Какой бы долгой и трудной ни была дорога, как бы утомительна ни случалась охота, всегда Кильтырой замечал красоту тайги. Нет, жил ею — буйной и веселой летом, угрюмой и покойной зимой.
Речка струится, звеня колокольцами в каменистой россыпи переката…
Солнце встающее располосовало чащобу туманными прорубами…
Наст, розовея, скрипит под лыжами, будя тишину…
Замер на сопке сокжой, нацепив на рога полную луну…
Посыпались сверху комочки снега и шелуха — белка от гайна пошла верхами…
Трава стелется, отяжелев от росы, вздрагивает, роняя капли искрящейся влаги…
Скала выпятила грудь, заставила изогнуться ручей…
Профыркало крыльями стремительное птичье семейство…
Ночной костер высветил, оживив, черную стену леса…
Все чувства открыты природе, все впитывали, молодили несознаваемой радостью. Но нынче он не видел ничего и не чувствовал ничего, кроме одной страсти, которая жгла и терзала его: убить!
Всего час назад Пулька сидела перед нарами и выла, не навзвой, а по-щенячьи — плаксиво и жалобно. Кильтырой сел, обхватив шумящую голову руками. Поежился: дом выстудился, дверь плохо закрыта. Надо же… Сон был… Фу, какой дурной сон, господи… И тут Кильтырой вспомнил все, и ему показалось, что он только что слышал и выстрелы, и пропадающий визг Кайрана. Он встал и, едва удерживая равновесие, пошатываясь, растопырив руки, вышел на воздух.

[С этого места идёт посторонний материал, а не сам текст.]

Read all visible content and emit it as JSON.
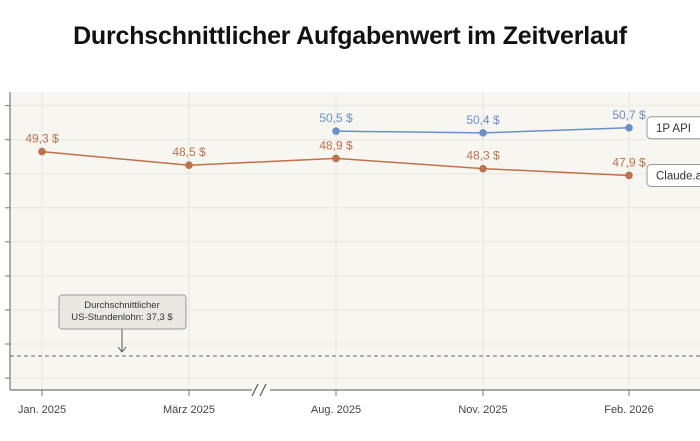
{
  "chart_data": {
    "type": "line",
    "title": "Durchschnittlicher Aufgabenwert im Zeitverlauf",
    "categories": [
      "Jan. 2025",
      "März 2025",
      "Aug. 2025",
      "Nov. 2025",
      "Feb. 2026"
    ],
    "axis_break_between": [
      "März 2025",
      "Aug. 2025"
    ],
    "ylim": [
      35.3,
      52.8
    ],
    "yticks": [
      36,
      38,
      40,
      42,
      44,
      46,
      48,
      50,
      52
    ],
    "ytick_labels_shown": false,
    "grid": true,
    "series": [
      {
        "name": "1P API",
        "color": "#6a8fca",
        "values": [
          null,
          null,
          50.5,
          50.4,
          50.7
        ],
        "labels": [
          "",
          "",
          "50,5 $",
          "50,4 $",
          "50,7 $"
        ]
      },
      {
        "name": "Claude.ai",
        "color": "#c0714a",
        "values": [
          49.3,
          48.5,
          48.9,
          48.3,
          47.9
        ],
        "labels": [
          "49,3 $",
          "48,5 $",
          "48,9 $",
          "48,3 $",
          "47,9 $"
        ]
      }
    ],
    "reference_line": {
      "value": 37.3,
      "style": "dashed",
      "annotation": [
        "Durchschnittlicher",
        "US-Stundenlohn: 37,3 $"
      ]
    },
    "legend_placement": "right, end-of-line labels"
  }
}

Набирал силу рассвет. Выходит, сутки провалялся…
Из-за угла показалась голова тофаларца. Он подбежал к хозяину, обрадованно закивал. Копыта, камусы, бока его были покрыты смерзшейся розоватой коркой. В загоне лежали застывшие, пристреленные олени… Учуг озирался чумовато и потягивал ноздрями. С высоты скалы отчетливо виден был свежий след на льду Мульмуги.
Вот и все! «Слажу, однако», — вспомнил Кильтырой обещанное Паршину. Вот те и сладил… Ушли, как будто и не были. Ушли теплые и сытые. И как уйдут за три-то дня, что проторчит он в зимовье… След не давал Кильтырою покоя, притягивал зрение. И уже волновала его какая-то неясная мысль. Он силился уловить ее как что-то такое, что иногда шевелится в мозгу, но никак не вспоминается.
Вернувшись в дом, он торопливо, что было совсем ему несвойственно, срываясь со ступенек, полез на чердак, служивший лабазом. Лицо и руки облепила мертвая паутина, законопаченные щели не пропускали ни лучика, но он хорошо знал, где схоронил долго послуживший бердан и патроны, авось, случись что, еще послужат. Вот и пришел черед… Раскидал тряпье, нащупал тяжелый сверток. Здесь… Как положил. В куске оленьей шкуры. Кильтырой развернул, достал скользкое от смазки ружье.
«По следу идти — никак не достать. Не успеть. Надо сразу взять вправо от берега. Пускай тропа ломаная — вверх-вниз, со скальными россыпями, с низовыми марями, зато близко, вперерез. Нонешним утром еще оне должны были выйти к Мачехину порогу и тоже взять вправо, ить он сам им тропу выложил. Лишь бы свернули… Да как не свернуть! Тайга тамошняя глуше, а тропа есть удобная, вдогон дню ведет, куда и мыслили уйти сподручней всего. Должны свернуть. А там и скрестятся наши пути».
Пулька, такая жадная до зверя, шла наскоком, вороша снег, не обращая внимания на запахи и не засматриваясь на следы. Ни одной белки не облаяла, ни по одному собольему тропнику не взыграла. Вся в броске. Крутой бублик ее хвоста пружинил долгое время впереди, словно понимала собака, куда вести и зачем, пока не вымоталась и не отстала, — сколько верст-то отмахали.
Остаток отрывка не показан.